This is a question in reference to this question: What does (char *)0 mean in c?
There the answers slightly deviated away from explaining what exactly the answer was, but the final answer mentioned that it was a pointer to a character at address 0 and that it was null. This brought up two doubts for me.
In c, can we give char* 9 and say that it is a pointer to address 9? Won't we get any error or a warning?
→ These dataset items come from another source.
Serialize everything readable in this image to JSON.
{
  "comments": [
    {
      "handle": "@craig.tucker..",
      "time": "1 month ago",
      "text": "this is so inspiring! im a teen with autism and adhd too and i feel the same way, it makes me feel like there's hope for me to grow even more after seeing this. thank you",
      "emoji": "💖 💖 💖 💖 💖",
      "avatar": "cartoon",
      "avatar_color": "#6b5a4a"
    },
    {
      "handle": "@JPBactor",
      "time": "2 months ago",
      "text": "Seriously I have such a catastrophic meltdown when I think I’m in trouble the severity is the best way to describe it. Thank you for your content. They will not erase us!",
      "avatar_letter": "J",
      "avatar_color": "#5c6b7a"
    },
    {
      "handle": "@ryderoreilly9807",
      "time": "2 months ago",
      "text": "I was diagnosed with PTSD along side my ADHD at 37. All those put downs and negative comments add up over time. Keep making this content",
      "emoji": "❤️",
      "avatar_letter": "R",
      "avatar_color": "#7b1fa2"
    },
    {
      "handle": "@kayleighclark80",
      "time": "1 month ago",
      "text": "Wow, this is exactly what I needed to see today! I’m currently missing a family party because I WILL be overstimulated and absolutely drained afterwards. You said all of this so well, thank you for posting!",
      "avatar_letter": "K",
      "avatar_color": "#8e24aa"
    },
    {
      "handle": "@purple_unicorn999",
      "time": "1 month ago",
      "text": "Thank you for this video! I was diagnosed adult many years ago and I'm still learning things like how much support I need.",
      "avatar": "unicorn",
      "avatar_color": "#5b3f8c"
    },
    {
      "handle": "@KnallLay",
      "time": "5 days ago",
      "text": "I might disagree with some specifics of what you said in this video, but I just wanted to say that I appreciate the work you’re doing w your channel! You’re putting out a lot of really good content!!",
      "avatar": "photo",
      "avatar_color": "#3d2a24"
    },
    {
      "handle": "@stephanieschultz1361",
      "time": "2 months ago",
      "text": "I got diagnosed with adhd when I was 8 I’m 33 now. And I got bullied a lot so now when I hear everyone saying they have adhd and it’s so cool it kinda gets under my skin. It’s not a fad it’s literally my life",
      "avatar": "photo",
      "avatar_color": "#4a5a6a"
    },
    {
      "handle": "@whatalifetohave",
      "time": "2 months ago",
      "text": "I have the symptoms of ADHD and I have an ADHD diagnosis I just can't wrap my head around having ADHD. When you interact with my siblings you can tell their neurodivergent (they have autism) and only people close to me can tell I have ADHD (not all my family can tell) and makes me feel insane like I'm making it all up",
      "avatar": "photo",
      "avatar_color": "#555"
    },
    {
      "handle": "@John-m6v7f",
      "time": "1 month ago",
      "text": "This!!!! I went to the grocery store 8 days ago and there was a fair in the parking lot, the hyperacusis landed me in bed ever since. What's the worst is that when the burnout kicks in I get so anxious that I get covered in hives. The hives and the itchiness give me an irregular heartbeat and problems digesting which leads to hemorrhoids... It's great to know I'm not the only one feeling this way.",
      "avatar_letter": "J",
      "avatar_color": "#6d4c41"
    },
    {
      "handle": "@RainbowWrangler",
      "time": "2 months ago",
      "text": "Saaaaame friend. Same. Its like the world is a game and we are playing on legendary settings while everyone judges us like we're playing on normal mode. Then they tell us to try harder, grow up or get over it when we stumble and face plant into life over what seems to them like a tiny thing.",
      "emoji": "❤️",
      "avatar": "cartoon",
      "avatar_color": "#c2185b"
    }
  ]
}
Ok let's say that (char*) 0 is indeed a pointer to character at address 0, but what does this address 0 mean? I mean how can we say it's a null? In that case what would the value of (char*) 1 or (char*) 2 etc be?
Edit:
Just to put it here whether it helps or not. My initial search for this question occurred when I found out that the last argument in execl
linux system call was null and I saw a rather odd looking syntax for it: (char *) 0.
Thanks.
(char *) 0
is not a "pointer to a character at address 0". In C (char *) 0
is treated in a special way - it is guaranteed to produce a null-pointer value of type char *
. Formally it does not point to any char
object. Its actual numerical value (the "address") is implementation-defined and can correspond to any address, not necessarily 0
. E.g. numerically (char *) 0
can produce a pointer that "points" to address 0xFFFFFFFF
, for one example, if the given platform reserves this address for null-pointer value of char *
type. But again, from the language point of view, a null-pointer value does not really point anywhere.
(char *) 9
does not have such special meaning. The pointer that (char *) 9
produces is also implementation-dependent. In most implementations it will indeed produce a char *
pointer to address 9
.
In order to work around that special treatment of (char *) 0
you can try something like
int i = 0;
(char *) i;
The above (char *) i
(albeit implementation-dependent too) will usually produce a char *
pointer to address 0
. The key moment here that disables the special treatment is the fact that 0
in the expression is no longer a constant.